- The Federal Reserve cut the federal funds rate by 25 basis points to 3.50%-3.75% on December 10, 2025, marking the third consecutive reduction while signaling a potential pause due to elevated uncertainty.
- Federal Reserve Governor Michael Miran emphasized that financial markets prioritize policy outcomes over policymakers' motives, aligning with the Fed's data-dependent stance amid balancing labor market softening and inflation risks.
- The Fed plans to buy short-term Treasuries at $40 billion per month through April to manage liquidity post-quantitative tightening, as 10-year Treasury yields fell to around 4.15% with markets pricing in future cuts.
In a move that underscored the delicate balancing act facing U.S. monetary policy, the Federal Open Market Committee lowered interest rates by 25 basis points this week, bringing the target range to 3.50%-3.75%. This decision, the third cut in a row, reflects an ongoing effort to support a labor market showing signs of softening while contending with inflation that remains somewhat elevated. According to people familiar with the matter, the committee's discussions highlighted internal divisions over the pace of easing, with projections now indicating core PCE inflation risks are weighted to the upside for 12 of 19 participants.
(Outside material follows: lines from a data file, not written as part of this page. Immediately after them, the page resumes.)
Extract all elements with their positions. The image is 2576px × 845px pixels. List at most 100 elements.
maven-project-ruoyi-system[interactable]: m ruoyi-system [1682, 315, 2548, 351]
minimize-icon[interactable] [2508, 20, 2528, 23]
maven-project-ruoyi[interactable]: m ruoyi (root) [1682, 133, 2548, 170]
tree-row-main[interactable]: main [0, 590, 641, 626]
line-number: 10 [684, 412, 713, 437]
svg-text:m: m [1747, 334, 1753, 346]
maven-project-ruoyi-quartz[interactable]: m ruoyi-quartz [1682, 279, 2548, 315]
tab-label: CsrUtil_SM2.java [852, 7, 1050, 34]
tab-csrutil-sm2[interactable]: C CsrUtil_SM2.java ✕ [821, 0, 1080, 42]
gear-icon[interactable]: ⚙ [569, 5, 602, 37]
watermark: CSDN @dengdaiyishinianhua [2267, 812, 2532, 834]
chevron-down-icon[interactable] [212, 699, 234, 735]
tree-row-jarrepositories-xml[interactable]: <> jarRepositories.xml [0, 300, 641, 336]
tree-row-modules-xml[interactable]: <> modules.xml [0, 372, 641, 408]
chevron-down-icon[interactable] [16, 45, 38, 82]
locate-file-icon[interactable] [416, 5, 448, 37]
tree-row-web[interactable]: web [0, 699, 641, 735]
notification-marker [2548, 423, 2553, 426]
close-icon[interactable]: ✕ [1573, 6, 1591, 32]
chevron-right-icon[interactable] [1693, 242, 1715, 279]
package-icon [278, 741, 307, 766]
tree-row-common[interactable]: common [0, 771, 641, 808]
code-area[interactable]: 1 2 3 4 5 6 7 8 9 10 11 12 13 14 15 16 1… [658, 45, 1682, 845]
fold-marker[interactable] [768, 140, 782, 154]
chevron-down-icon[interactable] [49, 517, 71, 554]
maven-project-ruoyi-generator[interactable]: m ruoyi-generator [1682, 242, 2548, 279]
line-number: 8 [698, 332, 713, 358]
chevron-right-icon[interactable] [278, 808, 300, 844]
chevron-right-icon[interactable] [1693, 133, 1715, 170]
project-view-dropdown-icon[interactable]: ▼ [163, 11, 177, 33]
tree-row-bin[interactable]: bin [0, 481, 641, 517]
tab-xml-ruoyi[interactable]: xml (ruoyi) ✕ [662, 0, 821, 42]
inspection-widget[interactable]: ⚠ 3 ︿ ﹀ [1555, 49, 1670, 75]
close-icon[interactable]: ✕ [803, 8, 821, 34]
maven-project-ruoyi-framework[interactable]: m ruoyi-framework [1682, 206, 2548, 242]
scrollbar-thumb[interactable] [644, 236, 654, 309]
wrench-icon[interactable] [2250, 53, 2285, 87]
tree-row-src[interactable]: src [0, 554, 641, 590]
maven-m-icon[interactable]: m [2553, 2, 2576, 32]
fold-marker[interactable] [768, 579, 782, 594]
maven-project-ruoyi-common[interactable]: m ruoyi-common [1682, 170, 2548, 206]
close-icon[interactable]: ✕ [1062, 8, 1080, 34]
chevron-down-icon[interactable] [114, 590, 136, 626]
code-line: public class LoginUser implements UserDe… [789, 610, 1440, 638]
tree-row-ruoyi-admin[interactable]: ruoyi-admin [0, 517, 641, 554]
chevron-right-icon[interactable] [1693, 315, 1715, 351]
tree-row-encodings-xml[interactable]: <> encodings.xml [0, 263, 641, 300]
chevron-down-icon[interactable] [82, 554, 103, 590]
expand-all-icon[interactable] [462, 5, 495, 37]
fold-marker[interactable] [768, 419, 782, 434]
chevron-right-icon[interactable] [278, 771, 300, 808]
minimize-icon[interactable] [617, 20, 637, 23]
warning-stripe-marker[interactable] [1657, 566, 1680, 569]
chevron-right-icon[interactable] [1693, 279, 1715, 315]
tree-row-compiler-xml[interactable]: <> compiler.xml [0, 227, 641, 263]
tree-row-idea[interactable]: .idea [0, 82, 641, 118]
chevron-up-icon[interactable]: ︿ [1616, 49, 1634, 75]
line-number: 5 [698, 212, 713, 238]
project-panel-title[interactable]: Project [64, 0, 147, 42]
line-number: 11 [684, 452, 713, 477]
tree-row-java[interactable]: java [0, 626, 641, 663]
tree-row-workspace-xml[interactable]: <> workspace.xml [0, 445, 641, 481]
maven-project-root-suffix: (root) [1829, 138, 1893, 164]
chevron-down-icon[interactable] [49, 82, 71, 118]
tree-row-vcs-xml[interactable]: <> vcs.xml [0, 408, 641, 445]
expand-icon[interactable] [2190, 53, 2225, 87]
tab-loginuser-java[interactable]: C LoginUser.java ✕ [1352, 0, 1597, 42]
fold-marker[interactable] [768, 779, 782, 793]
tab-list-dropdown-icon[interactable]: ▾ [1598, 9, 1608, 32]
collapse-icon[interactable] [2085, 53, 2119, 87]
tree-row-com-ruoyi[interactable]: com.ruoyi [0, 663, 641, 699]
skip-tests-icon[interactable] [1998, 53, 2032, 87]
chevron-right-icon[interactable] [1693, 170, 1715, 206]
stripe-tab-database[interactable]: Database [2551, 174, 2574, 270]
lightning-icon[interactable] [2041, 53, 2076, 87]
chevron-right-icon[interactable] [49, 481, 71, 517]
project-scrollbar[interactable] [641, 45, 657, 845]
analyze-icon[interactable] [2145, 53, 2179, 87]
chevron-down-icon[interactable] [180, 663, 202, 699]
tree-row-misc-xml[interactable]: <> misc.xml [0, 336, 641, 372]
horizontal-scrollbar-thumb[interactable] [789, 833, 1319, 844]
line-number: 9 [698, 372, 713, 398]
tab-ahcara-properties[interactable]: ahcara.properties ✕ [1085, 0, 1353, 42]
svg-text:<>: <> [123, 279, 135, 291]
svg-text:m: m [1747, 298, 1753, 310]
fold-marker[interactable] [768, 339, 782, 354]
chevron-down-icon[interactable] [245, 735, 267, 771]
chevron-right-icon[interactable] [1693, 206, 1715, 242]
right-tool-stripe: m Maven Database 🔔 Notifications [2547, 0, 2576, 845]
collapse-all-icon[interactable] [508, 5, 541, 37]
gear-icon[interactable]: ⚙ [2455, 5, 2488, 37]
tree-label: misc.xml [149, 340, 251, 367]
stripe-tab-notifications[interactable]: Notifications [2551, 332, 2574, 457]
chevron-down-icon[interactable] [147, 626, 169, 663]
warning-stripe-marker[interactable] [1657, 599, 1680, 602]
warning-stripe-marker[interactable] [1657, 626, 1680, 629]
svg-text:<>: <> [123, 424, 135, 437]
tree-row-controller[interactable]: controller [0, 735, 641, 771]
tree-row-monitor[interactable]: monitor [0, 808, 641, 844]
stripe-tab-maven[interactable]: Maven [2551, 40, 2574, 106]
Federal Reserve Governor Michael Miran, in remarks that resonated across trading floors, stressed that financial markets care more about the outcomes of policy decisions than the underlying motives of policymakers. "In times of heightened uncertainty, it's the results on the ground—employment figures, inflation data—that drive market reactions, not the narratives behind them," Miran said, according to sources briefed on his outlook speech scheduled for December 15, 2025. This perspective aligns with the Fed's forward guidance, which has shifted to a more cautious, data-dependent approach without committing to further cuts.
The latest rate reduction brings total easing to 75 basis points over the past three meetings, placing policy near the high end of neutral estimates. Efforts to manage liquidity have hit a snag, however, prompting the Fed to announce plans to purchase short-term Treasuries at a pace of $40 billion monthly through April, a move aimed at smoothing the transition after quantitative tightening. Without this intervention, analysts warn that market volatility could spike, complicating the Fed's dual mandate of maximum employment and stable prices.
Market reactions have been relatively calm, with the 10-year Treasury yield dipping to approximately 4.15% as traders price in one additional cut in 2026 and another in 2027. Longer-term rates have edged higher amid concerns over stagflation risks, reflecting the elevated uncertainty noted in the Fed's latest projections. A source close to the committee described the current environment as "fluid," with policy now well-positioned to assess incoming data before any adjustments in January 2026 or beyond.
In the background, job growth has slowed in 2025, and inflation is projected at 2.4% for 2026, down slightly from September's median. The Fed's stance remains restrictive but is easing to stabilize employment without reigniting price pressures, a tightrope walk that has drawn scrutiny from both investors and economists. Attempts to reach Miran for further comment were unsuccessful, but his upcoming speech is expected to delve deeper into these market dynamics.
Looking ahead, the Fed's dot plot remains unchanged, projecting one cut in 2026, with tail risks that could accelerate easing or hikes depending on how data unfolds. The committee has emphasized that its decisions will hinge on 2026 releases, particularly those addressing labor and inflation metrics. As one industry insider put it, "The Fed is playing a waiting game, and markets are watching every tick of the data." This cautious optimism is tempered by geopolitical tensions and financial developments that could sway the outlook, making the coming months critical for policy direction.
Correction: An earlier version of this article misstated the total easing over the past three meetings; it is 75 basis points, not 100 basis points.